[144] CompoSecure, Inc. SEC Filing
CompoSecure, Inc. reports a proposed sale under Rule 144 of 85,365 shares of Class A common stock, with an aggregate market value of $1,623,274.14. The shares were acquired on 01/01/2025 through the vesting of a restricted stock unit award granted under the issuers equity compensation plan. The planned disposition will be executed through Merrill Lynch on NASDAQ with an approximate sale date listed as 08/13/2025.
The filing states there were no securities sold by the filer in the past three months and includes the filers representation that they are not aware of any undisclosed material adverse information about the issuer. The notice also references Rule 10b5-1 trading plans but does not indicate that a plan was adopted.
- Shares were acquired via vesting of restricted stock units under the issuer's equity compensation plan, indicating compensation-related origin of the holdings
- No securities were reported sold in the past three months by the filer ("Nothing to Report")
- The filer proposes to sell 85,365 Class A common shares with an aggregate market value of $1,623,274.14
- The sale is scheduled to be executed through Merrill Lynch on NASDAQ with an approximate sale date of 08/13/2025
Insights
TL;DR: Proposed sale is clearly disclosed and numerically small versus total outstanding shares, so market impact appears limited.
The Form 144 shows a proposed sale of 85,365 shares versus 102,378,638 shares outstanding, reported at an aggregate market value of $1,623,274.14. These figures indicate the filer is liquidating vested RSUs rather than disposing of previously purchased stock, and the transaction will use an institutional broker on NASDAQ. From a trading-impact perspective, the disclosed quantity is modest in absolute terms; investors should view this as a routine insider sale rather than a company-level event based solely on the information provided.

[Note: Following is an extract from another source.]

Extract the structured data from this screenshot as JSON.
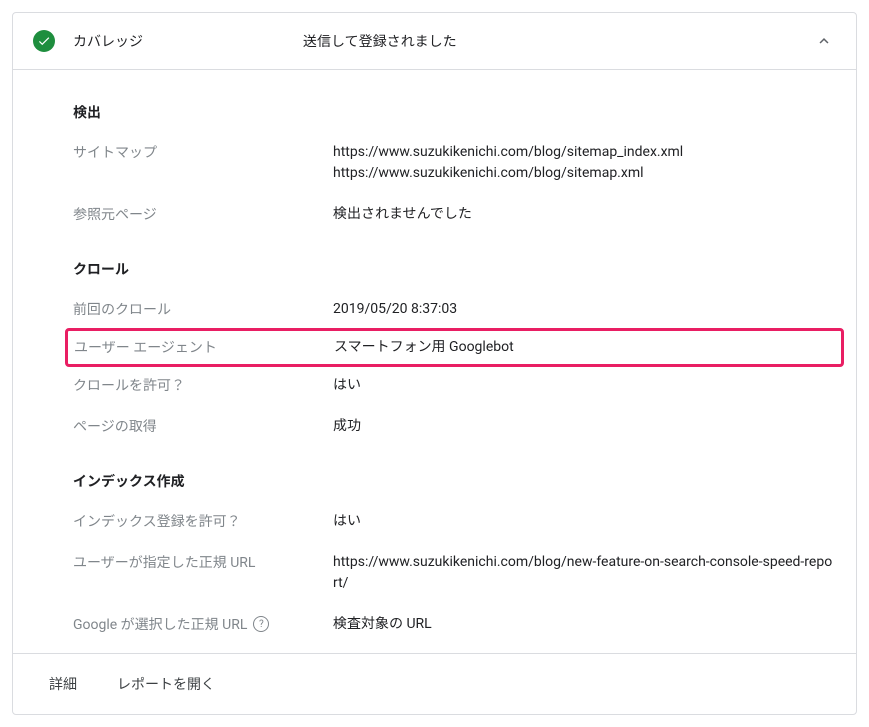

TL;DR: Disclosure follows Rule 144 format; broker-assisted sale and filers representation on material information are standard compliance elements.
The notice records acquisition by vesting of RSUs and specifies broker execution through Merrill Lynch. The filer affirms they do not possess undisclosed material adverse information and references Rule 10b5-1 plan language, though no adoption date is listed. Procedurally, the filing contains the expected compliance statements and shows Nothing to Report for prior three-month sales. On governance grounds, this appears to be a routine insider disposition with required certifications intact.